Ok, They've Germinated, Now What?

Damping Off
By far the seedstarters worst enemy is damping off. If you've followed the above instructions to sterilze your containers and to use a sterile medium, and removed them from the humid dome and placed them in a location with good air circulation, then you've done the best thing you can to prevent it. But how do you treat it if it still occurs? You can use a soil drench of Captan, or you can use a greenhouse sanitizer like Physan 20, or you can sprinkly milled spagnum moss on the surface of the container, or you can sprinkly ordinary household cinnamon onto the surface.

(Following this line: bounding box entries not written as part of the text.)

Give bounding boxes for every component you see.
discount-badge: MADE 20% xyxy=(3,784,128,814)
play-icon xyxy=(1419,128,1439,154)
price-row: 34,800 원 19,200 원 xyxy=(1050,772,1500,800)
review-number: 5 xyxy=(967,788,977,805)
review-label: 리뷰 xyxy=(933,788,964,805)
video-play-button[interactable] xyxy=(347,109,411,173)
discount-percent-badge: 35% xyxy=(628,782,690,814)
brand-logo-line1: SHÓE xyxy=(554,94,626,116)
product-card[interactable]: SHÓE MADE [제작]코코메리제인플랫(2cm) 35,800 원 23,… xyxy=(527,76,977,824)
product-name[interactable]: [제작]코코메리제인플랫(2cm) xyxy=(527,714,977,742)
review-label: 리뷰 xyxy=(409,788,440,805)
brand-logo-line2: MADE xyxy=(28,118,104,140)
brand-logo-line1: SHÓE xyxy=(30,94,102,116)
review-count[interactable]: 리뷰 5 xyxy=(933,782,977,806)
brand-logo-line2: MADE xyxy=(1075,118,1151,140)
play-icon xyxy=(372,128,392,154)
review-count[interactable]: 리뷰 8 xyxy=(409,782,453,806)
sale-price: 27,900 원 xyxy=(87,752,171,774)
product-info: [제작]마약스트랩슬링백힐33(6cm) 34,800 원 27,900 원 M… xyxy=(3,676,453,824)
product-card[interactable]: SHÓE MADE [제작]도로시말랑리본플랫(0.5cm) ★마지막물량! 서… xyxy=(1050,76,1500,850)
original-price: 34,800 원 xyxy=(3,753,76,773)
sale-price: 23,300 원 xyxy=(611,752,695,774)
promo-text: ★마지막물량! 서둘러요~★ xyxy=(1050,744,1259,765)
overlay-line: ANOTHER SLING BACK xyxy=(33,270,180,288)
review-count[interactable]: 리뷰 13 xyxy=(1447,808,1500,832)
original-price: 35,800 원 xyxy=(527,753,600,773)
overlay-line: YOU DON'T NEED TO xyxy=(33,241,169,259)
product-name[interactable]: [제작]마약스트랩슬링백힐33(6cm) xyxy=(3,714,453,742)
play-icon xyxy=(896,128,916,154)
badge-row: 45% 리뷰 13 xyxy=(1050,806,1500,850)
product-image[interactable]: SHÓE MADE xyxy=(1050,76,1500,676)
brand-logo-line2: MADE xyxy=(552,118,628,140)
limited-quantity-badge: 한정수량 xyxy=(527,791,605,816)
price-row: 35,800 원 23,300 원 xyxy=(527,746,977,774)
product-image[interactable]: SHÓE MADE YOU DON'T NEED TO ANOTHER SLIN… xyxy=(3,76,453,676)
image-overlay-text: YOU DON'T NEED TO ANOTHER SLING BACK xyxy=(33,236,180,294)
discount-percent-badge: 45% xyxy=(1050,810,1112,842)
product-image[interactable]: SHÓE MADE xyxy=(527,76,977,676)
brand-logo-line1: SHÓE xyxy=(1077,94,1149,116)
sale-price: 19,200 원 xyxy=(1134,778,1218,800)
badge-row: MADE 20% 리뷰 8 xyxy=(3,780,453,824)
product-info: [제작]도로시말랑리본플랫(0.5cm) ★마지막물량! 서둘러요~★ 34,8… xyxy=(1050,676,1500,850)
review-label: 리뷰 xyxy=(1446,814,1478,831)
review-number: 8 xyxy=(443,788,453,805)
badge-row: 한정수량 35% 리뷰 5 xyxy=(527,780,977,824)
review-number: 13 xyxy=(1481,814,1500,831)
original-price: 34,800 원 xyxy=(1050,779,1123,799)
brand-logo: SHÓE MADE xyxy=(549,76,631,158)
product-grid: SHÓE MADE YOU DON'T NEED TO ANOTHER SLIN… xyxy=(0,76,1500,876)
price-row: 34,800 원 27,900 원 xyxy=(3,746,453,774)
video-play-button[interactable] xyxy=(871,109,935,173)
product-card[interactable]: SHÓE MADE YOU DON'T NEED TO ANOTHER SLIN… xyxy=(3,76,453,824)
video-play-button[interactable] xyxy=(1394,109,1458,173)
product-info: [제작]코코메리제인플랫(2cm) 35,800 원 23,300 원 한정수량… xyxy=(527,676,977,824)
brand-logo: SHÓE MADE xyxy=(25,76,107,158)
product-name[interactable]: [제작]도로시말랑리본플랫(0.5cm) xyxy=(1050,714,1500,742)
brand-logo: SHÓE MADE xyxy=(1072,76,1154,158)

Growing Conditions Different species may require different conditions, and if your baby plants require something special, the seed packet will usually state this.

Temperature
As a rule, you want to grow your seedling at a cooler temperature than you've germinated them at. 55°-65° is ideal for all but heat loving vegetables. This will help to keep them stocky.

Light
Unless you have a south facing window that receives sun all day, you'll want to provide them with an additional source of light. Cheap cool fluorescentshope lights are fine to grow seedlings with. The lights should be only and inch or so above the seedlings, so hanging them on an adjustable chain that can be raised as they grow is ideal.

Watering
Watering of your seedlings should begin as soon as you take off the humidity cover. Water from the bottom, and be sure to not get them too wet.

Fertilizing
As soon as they have gotten their second set of true leaves, then you can begin to fertilize. Use a low number water soluble balanced fertilizer like Peters, and make sure that the nitrogen content is not out of line is another legginess preventer.

Hardening Off
It's now been six weeks of growing your seedling indoors, and you're ready to put them into the garden. Wait! They have to be hardened off first. "Hardening off" means that they have to become accustomed to the outdoor temperatures and the strength of the sun. Start by placing them outside in the shade during the day. Then put them into the sun for a couple of hours in the morning or evening when the sun is less strong. Gradually increase the hours in the sun, and in about 7-10 day, they should be ready to transplant.

See, it isn't hard! And your garden will thank you!